La errancia de la protagonista escribiente termina, en Muerte en Persia, en el alto y remoto valle de Lahr, en «el fin del mundo». Rodeada de pendientes arenosas «en lento y perpetuo desmoronamiento», la protagonista del pie herido, a quien la vida se le desliza como un puñado de arena entre los dedos, reacciona ante su soledad interior como si careciese de asideros: está fuera de sí por la angustia que siente. Pero es en esta situación —cuando no existen «caminos de huida hacia el exterior»— en la que «el ser humano [puede] resistir la lucha con el ángel: en la más absoluta soledad».[60] «Cuando llega al límite de sus fuerzas» empieza a escribir un «diario impersonal»; «impersonal», porque el vacío exterior del valle coincide con la pérdida del yo de la narradora, avasallada, incluso en el plano de la lengua, por la alienación:[61] ante la «grandeza sobrehumana» del entorno se empequeñece y se transforma en «despersona». Es ahí, en la asunción del más extremado desconcierto y abandono, donde «la ayuda está más cerca».[62] Así se lo señala el ángel[63] que, como el volcán del Demavend situado al final del valle, pertenece a la tierra y al cielo, que es cercano a la vez que lejano, y que tiene los «pies indemnes». La imposibilidad de tocarlo equivale a la imposibilidad de conocer la causa de su autoalienación.

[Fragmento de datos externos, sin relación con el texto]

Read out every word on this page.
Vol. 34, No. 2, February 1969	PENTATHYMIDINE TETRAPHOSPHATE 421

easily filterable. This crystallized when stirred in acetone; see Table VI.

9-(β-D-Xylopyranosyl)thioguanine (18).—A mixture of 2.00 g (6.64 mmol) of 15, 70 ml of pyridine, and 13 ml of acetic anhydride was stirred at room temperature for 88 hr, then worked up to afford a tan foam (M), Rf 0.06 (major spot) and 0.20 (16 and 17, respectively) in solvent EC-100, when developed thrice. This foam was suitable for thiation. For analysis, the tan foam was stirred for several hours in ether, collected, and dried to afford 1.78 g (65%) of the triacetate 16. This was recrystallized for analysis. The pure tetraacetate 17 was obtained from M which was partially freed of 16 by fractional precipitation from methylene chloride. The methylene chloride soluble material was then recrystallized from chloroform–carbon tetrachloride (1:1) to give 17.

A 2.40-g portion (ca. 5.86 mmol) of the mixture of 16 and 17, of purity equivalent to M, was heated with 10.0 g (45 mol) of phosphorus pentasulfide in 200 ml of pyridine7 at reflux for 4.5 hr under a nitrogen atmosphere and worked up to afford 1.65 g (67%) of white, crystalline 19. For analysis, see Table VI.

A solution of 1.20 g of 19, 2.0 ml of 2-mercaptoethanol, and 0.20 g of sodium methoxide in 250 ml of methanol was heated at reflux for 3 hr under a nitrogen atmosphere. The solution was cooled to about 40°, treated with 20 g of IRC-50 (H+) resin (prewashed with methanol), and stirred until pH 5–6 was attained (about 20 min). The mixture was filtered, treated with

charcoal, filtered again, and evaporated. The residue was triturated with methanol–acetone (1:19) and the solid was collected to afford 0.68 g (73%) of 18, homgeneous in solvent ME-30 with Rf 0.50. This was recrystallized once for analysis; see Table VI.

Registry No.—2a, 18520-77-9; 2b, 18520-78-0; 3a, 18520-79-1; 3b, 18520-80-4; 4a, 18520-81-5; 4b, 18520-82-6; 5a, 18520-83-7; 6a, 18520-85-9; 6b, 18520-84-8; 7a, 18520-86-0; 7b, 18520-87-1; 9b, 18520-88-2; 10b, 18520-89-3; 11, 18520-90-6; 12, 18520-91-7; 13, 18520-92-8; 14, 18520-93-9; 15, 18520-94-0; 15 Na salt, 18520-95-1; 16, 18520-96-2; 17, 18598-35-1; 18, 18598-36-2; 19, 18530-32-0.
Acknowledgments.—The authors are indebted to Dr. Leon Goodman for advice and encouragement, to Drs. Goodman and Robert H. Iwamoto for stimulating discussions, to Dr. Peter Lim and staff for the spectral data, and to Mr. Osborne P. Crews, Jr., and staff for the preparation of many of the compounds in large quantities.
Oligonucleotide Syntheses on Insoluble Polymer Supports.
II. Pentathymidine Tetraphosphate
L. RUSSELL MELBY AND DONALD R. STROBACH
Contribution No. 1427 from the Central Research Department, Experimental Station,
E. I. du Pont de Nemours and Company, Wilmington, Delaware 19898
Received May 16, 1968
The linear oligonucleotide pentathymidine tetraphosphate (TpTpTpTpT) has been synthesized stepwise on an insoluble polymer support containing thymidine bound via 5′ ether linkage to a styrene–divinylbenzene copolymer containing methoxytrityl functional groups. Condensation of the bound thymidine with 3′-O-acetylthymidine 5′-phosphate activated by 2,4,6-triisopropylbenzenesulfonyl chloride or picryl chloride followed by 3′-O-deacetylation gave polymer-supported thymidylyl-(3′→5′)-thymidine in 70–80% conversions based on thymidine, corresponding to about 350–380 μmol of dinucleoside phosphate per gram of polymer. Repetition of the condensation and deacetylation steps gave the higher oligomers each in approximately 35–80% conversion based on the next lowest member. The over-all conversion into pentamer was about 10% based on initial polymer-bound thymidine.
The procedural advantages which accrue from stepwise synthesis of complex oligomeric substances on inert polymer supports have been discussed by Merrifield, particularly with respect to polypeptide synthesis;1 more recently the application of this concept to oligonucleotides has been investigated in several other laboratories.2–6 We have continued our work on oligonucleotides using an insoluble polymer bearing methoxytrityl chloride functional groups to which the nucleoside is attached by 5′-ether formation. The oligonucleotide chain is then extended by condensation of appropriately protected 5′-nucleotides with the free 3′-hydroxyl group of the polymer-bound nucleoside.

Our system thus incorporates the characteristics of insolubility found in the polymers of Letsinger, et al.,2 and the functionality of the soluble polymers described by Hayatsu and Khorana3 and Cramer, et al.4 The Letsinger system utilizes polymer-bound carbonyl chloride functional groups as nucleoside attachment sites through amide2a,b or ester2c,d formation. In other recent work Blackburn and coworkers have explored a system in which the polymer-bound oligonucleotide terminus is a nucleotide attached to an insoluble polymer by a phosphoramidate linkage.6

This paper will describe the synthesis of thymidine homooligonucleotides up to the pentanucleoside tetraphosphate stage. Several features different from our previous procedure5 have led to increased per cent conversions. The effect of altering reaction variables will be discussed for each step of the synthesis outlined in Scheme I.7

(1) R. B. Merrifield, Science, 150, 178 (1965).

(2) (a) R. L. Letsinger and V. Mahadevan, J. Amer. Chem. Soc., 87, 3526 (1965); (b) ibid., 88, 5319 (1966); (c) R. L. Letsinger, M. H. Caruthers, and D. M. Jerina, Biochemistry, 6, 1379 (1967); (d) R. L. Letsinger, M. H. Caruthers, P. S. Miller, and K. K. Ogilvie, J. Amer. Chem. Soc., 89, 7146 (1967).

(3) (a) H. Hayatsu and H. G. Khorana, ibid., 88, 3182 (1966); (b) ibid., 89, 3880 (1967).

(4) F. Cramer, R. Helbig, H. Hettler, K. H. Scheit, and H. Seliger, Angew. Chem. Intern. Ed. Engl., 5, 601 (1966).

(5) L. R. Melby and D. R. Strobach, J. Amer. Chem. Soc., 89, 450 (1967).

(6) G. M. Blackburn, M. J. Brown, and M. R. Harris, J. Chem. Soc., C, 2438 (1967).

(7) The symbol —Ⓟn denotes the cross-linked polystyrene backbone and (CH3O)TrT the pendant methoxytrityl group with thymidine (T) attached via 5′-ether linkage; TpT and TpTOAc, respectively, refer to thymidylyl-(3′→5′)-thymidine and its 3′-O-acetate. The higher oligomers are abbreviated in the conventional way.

Muerte en Persia, en tanto que manifestación verbal de esa búsqueda sin fondo del propio yo, nos desconcierta por su franqueza y la frustración del intento en la misma medida en que debía de desazonar a la propia autora.[64] Sin embargo, esa omnipresente «extrañeza» también otorga al texto una calidad inconfundible, al transformarlo en imagen especular y símbolo del destierro del hombre moderno, que parece «hallarse siempre y por doquier en “tierra ajena”».[65]

Afortunadamente, al «final de todos los caminos» espera la página en blanco, la escritura, simbolizada tal vez por la «visita» que la autora dice aguardar al final del texto —primero afiebrada, luego con la cabeza vacía y una hoja impoluta al alcance de la mano—[66] para volver al principio y escribir de nuevo, febrilmente.

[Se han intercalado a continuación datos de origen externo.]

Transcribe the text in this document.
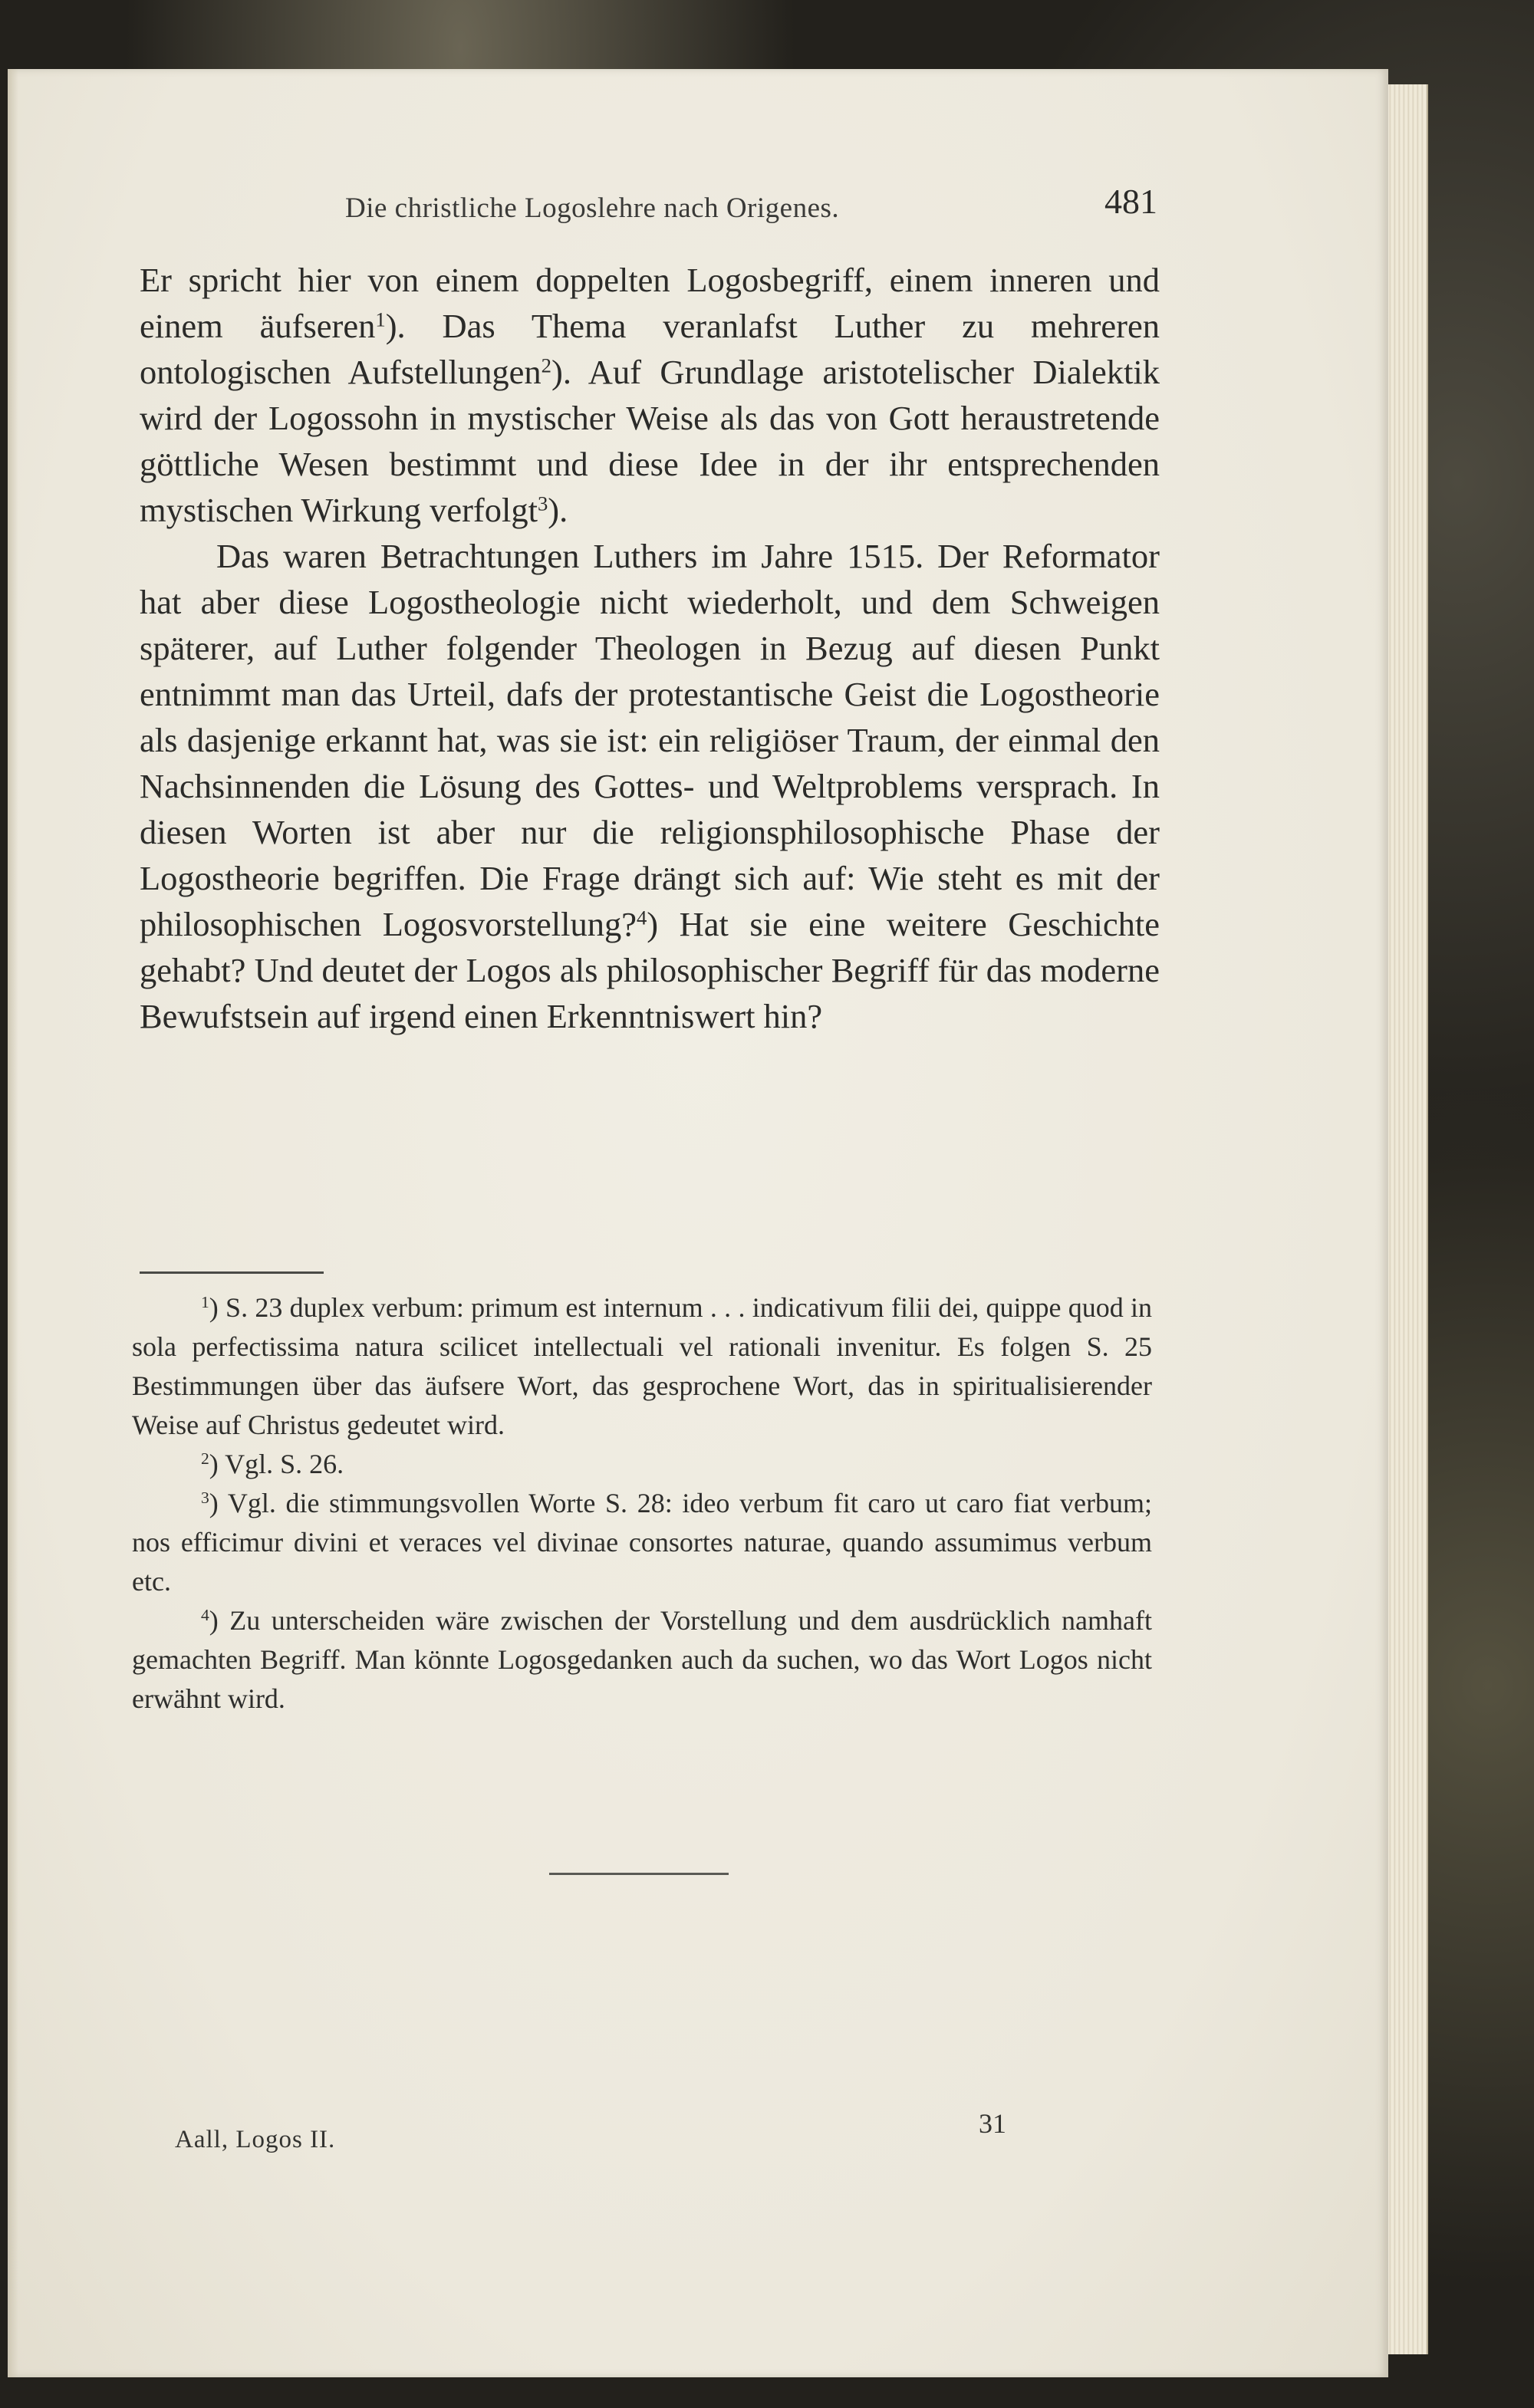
Die christliche Logoslehre nach Origenes.	481

Er spricht hier von einem doppelten Logosbegriff, einem inneren und einem äufseren$^1$). Das Thema veranlafst Luther zu mehreren ontologischen Aufstellungen$^2$). Auf Grundlage aristotelischer Dialektik wird der Logossohn in mystischer Weise als das von Gott heraustretende göttliche Wesen bestimmt und diese Idee in der ihr entsprechenden mystischen Wirkung verfolgt$^3$).

Das waren Betrachtungen Luthers im Jahre 1515. Der Reformator hat aber diese Logostheologie nicht wiederholt, und dem Schweigen späterer, auf Luther folgender Theologen in Bezug auf diesen Punkt entnimmt man das Urteil, dafs der protestantische Geist die Logostheorie als dasjenige erkannt hat, was sie ist: ein religiöser Traum, der einmal den Nachsinnenden die Lösung des Gottes- und Weltproblems versprach. In diesen Worten ist aber nur die religionsphilosophische Phase der Logostheorie begriffen. Die Frage drängt sich auf: Wie steht es mit der philosophischen Logosvorstellung?$^4$) Hat sie eine weitere Geschichte gehabt? Und deutet der Logos als philosophischer Begriff für das moderne Bewufstsein auf irgend einen Erkenntniswert hin?

$^1$) S. 23 duplex verbum: primum est internum . . . indicativum filii dei, quippe quod in sola perfectissima natura scilicet intellectuali vel rationali invenitur. Es folgen S. 25 Bestimmungen über das äufsere Wort, das gesprochene Wort, das in spiritualisierender Weise auf Christus gedeutet wird.

$^2$) Vgl. S. 26.

$^3$) Vgl. die stimmungsvollen Worte S. 28: ideo verbum fit caro ut caro fiat verbum; nos efficimur divini et veraces vel divinae consortes naturae, quando assumimus verbum etc.

$^4$) Zu unterscheiden wäre zwischen der Vorstellung und dem ausdrücklich namhaft gemachten Begriff. Man könnte Logosgedanken auch da suchen, wo das Wort Logos nicht erwähnt wird.

31
Aall, Logos II.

En la búsqueda de los «paraísos perdidos de nuestra memoria»,[67] la escritura resulta ser un «esfuerzo terrible y probablemente vano», pues de lo que se trata, según la autora, es de «recordar».[68] La indagación en la memoria y la exploración de los recónditos caminos del lenguaje equivalen a una (penosa) excavación que a veces nos descubre, súbitamente, un cuadro fascinante o aterrador de nuestro yo olvidado.

Sin embargo, la escritura, en tanto que errancia, también puede crear un jardín, «un diminuto paraíso»[69] en medio del yermo, del vacío y de la página en blanco. Entonces el lenguaje se revela como uno de aquellos «caminos de futuro» que se proyectan hacia las «montañas de las esperanzas». La felicidad latente de una metáfora perfecta, mágica, deja en suspenso, por un breve momento, la pesadumbre de la vida y de la escritura: «Uno yacía ahí, lleno de fe, agitado por la añoranza que, esbelta como las blancas columnas del exterior, se proyectaba hacia las alturas donde la alegría se unía a la tristeza. Podía soportarse con una sonrisa».[70]

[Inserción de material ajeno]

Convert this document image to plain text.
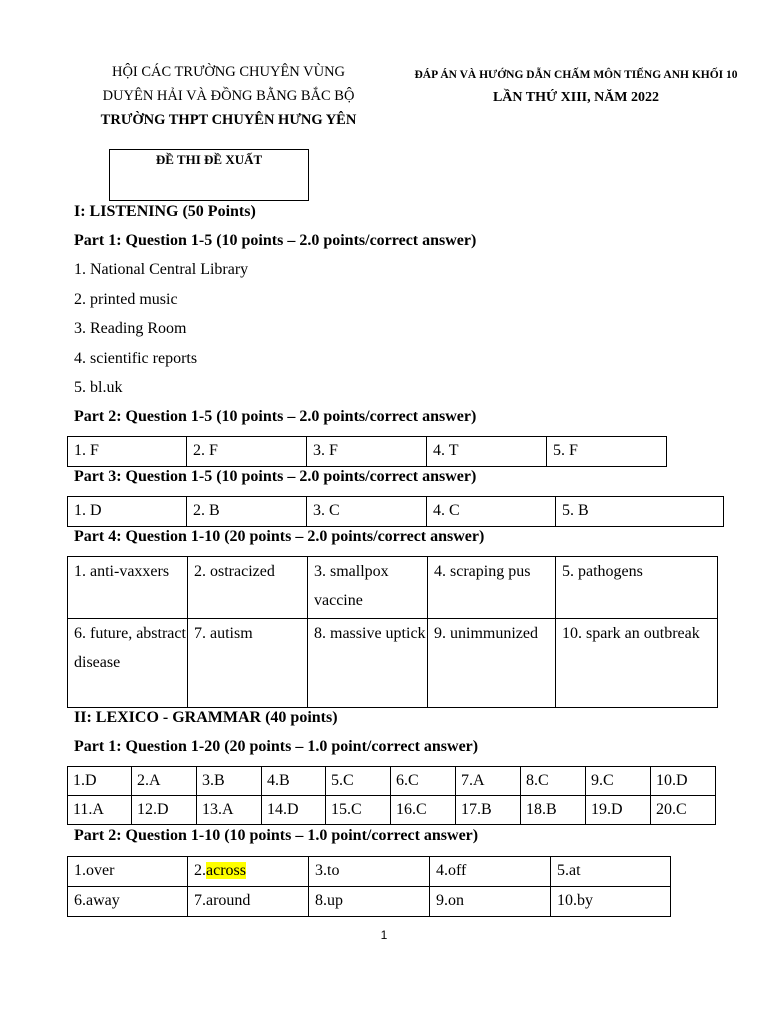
HỘI CÁC TRƯỜNG CHUYÊN VÙNG
DUYÊN HẢI VÀ ĐỒNG BẰNG BẮC BỘ
TRƯỜNG THPT CHUYÊN HƯNG YÊN
ĐÁP ÁN VÀ HƯỚNG DẪN CHẤM MÔN TIẾNG ANH KHỐI 10
LẦN THỨ XIII, NĂM 2022
ĐỀ THI ĐỀ XUẤT
I: LISTENING (50 Points)
Part 1: Question 1-5 (10 points – 2.0 points/correct answer)
1. National Central Library
2. printed music
3. Reading Room
4. scientific reports
5. bl.uk
Part 2: Question 1-5 (10 points – 2.0 points/correct answer)
1. F	2. F	3. F	4. T	5. F
Part 3: Question 1-5 (10 points – 2.0 points/correct answer)
1. D	2. B	3. C	4. C	5. B
Part 4: Question 1-10 (20 points – 2.0 points/correct answer)
1. anti-vaxxers	2. ostracized	3. smallpox vaccine	4. scraping pus	5. pathogens
6. future, abstract disease	7. autism	8. massive uptick	9. unimmunized	10. spark an outbreak
II: LEXICO - GRAMMAR (40 points)
Part 1: Question 1-20 (20 points – 1.0 point/correct answer)
1.D	2.A	3.B	4.B	5.C	6.C	7.A	8.C	9.C	10.D
11.A	12.D	13.A	14.D	15.C	16.C	17.B	18.B	19.D	20.C
Part 2: Question 1-10 (10 points – 1.0 point/correct answer)
1.over	2.across	3.to	4.off	5.at
6.away	7.around	8.up	9.on	10.by
1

Demasiadas veces, sin embargo, la escritura no es más que «el espejo inmutable de nuestra existencia no redimida», pues el lenguaje mismo es el «mundo una y otra vez alienado»,[71] y puesto que incluso la palabra más afortunada nos obliga una y otra vez a despedirnos de ella.

¿Qué queda? La palabra, nada más que la palabra… Todo, y nada.